My alarmist period
Quite soon after being drawn into the energy discussion over ten years ago, I was confronted with the climate discussion: rationality about the required energy transition was impossible because of the extreme urgency of climate policy. CO2 was causing a catastrophic climate change, so we should stop talking about energy and climate and immediately start a transition away from fossil fuels, even without knowing how it would work out, and what it would cost.
Being a greenie myself, at first I bought the idea. So when asked to give a presentation about my sustainable activities and the Kyoto protocol, I planned to prove to the world once and for all that we should get rid of fossil fuels as soon as possible. I dug deep trying to find overwhelming evidence for the CAGW (Catastrophic Antropogenic Warming) claims, but the deeper I dug, the more the suggested evidence evaporated.
I was confused, and ended up giving a presentation with almost only question marks!
Conversion into a sceptic…
I started to become quite critical about the CAGW hypothesis and employed a few geology students to check my findings in the scientific literature. This confirmed my suspicions, as raised by my own search on internet.
I continued giving presentations, that were increasingly openly sceptic.
Which was a surprising experience: suddenly I found myself being treated as a despicable kind of people, that should be attacked and silenced at all times…
And most of all: that should be kept out of the scientific debate.
After the leaking of a huge amount of emails of CAGW supporting scientists in the climategate scandal in 2009, showing them to be activists rather than honest scientists, I was convinced that we would finally be able to force them to talk to sceptics and have a scientific discussion with them.
So I developed a format for civilised discussion between scientific “enemies”, that would not escalate but converge. I proposed this to the freshly formed group that had started the sceptic forum climategate.nl, but they were not interested at that time. I was however allowed to blog on it, which resulted in up to 250 blogs about energy, climate, economy and politics.
Later on Marcel Crok joined me in developing the format further, and we managed to get the project ClimateDialogue.org approved by the government!
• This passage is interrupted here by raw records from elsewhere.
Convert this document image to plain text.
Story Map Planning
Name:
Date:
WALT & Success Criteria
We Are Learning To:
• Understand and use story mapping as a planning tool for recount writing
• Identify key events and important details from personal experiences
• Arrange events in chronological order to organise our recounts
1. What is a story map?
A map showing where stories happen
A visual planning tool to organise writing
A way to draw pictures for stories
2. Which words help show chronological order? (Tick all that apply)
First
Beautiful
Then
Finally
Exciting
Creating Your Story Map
It was run together with government organisations KNMI (Dutch met & climate office) and PBL (environmental advisory organisation) and ran for two years, featuring six discussions between mainstream and sceptical scientists.
There was no escalation, not even in the public discussion, and the content that was produced was agreed on by the participants.
It was called the best example of climate science mediation by climate scientist Judith Curry, who also participated!
The climate dialogue archive can be visited on the site of the Environment, Science and Policy Foundation website.
Soon after I was confronted with the CAGW hypothesis I started to get irritated by the bold scientific claims that I should just believe without understanding them. So I started to build my own basic greenhouse gas radiation model, just to understand what everybody was talking about. This proved to be difficult: even basic questions about IR radiation behaviour could not be answered by the climate scientists I asked. Apparently they did not really understand the physics either! They believed in the CAGW hypothesis, but obviously did not really understand it.
Finally I met Noor van Andel, a great physisist and former world wide research director of AKZO. He gave me all the answers I was looking for.
Then it still took me two years to get the greenhouse simulation working properly (one big mistake took me six months to find!), and to build a climate model based on that. I hastely published my “fireworks” climate theory on internet before the ICCC7 climate conference in Chicago in 2012, where I presented it for the first time. Many have seen it since, and so far nobody has had criticism that caused me to change anything.